Dass es nur eine Handvoll Gegnertypen gibt, erleichtert die Kämpfe ungemein, da ich deren Bewegungsabläufe schnell auswendig kann. Etwas mehr Abwechslung würde ich mir dennoch wünschen. Die Entwickler betonen, man habe es hier nicht mit einem «Soulslike» zu tun. Dies trotz frappanter Ähnlichkeiten zu den From-Software-Spielen. Wenn ich will, kann ich den Schwierigkeitsgrad mit Schiebereglern nach meinem Geschmack so einstellen, damit die Gegner mehr Schaden anrichten, noch aggressiver agieren oder sogar respawnen, wenn ich einen Speicherpunkt nutze, ähnlich den Leuchtfeuern in «Dark Souls».

Alles hat ein Ende

Neben den Kämpfen besteht «Hell is Us» aus Rätseln, die sich zwischen «Symbol in die richtige Richtung drehen» und «WTF sollen diese Zahlen?» bewegen. Die knackigen Rätsel sind optional, ich habe nur einmal Mühe, eines zu lösen. Grund ist die deutsche Übersetzung. Auf Englisch ergibt alles Sinn.

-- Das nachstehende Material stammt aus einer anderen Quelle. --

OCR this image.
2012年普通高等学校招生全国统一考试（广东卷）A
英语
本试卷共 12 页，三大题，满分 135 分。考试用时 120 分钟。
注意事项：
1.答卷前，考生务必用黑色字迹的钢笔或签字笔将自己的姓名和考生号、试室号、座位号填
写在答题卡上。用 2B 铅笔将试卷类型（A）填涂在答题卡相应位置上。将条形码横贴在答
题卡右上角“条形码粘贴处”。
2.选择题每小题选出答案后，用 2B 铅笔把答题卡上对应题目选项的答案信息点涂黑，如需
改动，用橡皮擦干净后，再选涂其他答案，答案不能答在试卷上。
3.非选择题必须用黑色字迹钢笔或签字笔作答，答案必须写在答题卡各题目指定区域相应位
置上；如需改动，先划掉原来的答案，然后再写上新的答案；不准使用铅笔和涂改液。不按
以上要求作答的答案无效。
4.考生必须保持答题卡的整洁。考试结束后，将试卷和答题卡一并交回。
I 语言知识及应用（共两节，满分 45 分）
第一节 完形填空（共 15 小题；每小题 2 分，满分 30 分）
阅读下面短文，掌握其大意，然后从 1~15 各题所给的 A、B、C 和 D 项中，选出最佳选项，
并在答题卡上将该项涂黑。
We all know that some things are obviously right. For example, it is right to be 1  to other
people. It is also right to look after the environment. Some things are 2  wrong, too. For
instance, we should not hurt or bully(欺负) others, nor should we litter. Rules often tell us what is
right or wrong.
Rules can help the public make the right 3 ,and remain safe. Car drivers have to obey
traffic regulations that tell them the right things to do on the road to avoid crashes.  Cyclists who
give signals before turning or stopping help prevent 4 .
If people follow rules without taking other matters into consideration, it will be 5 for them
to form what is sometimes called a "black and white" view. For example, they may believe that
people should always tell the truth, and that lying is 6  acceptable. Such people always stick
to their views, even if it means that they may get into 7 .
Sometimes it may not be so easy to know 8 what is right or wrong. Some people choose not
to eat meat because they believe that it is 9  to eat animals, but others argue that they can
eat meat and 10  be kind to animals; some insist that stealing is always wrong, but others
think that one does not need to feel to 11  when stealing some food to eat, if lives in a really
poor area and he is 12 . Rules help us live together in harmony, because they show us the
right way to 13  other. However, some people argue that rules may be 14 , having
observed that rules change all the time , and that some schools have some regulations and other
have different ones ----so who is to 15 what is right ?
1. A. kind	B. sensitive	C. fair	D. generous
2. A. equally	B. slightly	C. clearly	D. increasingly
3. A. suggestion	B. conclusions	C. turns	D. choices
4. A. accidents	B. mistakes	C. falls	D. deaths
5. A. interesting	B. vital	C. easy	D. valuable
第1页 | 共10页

Die Rätsel sind meistens von der einfachen Sorte...
Die Rätsel sind meistens von der einfachen Sorte...

Das Gesamtpaket von «Hell is Us» ist dank seiner Mechaniken und Anspielungen absolut retro. Optisch hingegen ist das Spiel dank Unreal Engine 5 auf dem neusten Stand. Inklusive aller Marotten, welche die Engine mit sich bringt. Nicht selten habe ich beim Spielen kleine Ruckler, vor allem beim Erkunden der Welt. Auch lädt das Spiel teilweise Gegenstände oder ganze Landschaften zu spät, was das Spielerlebnis merklich trübt. Gar nicht klargekommen bin ich mit der Bewegungsunschärfe, welche die Gegner «geisterhaft» wirken lässt. Ich habe im Effektebrei nichts erkannt. Die lässt sich zum Glück in den Optionen herunterstufen.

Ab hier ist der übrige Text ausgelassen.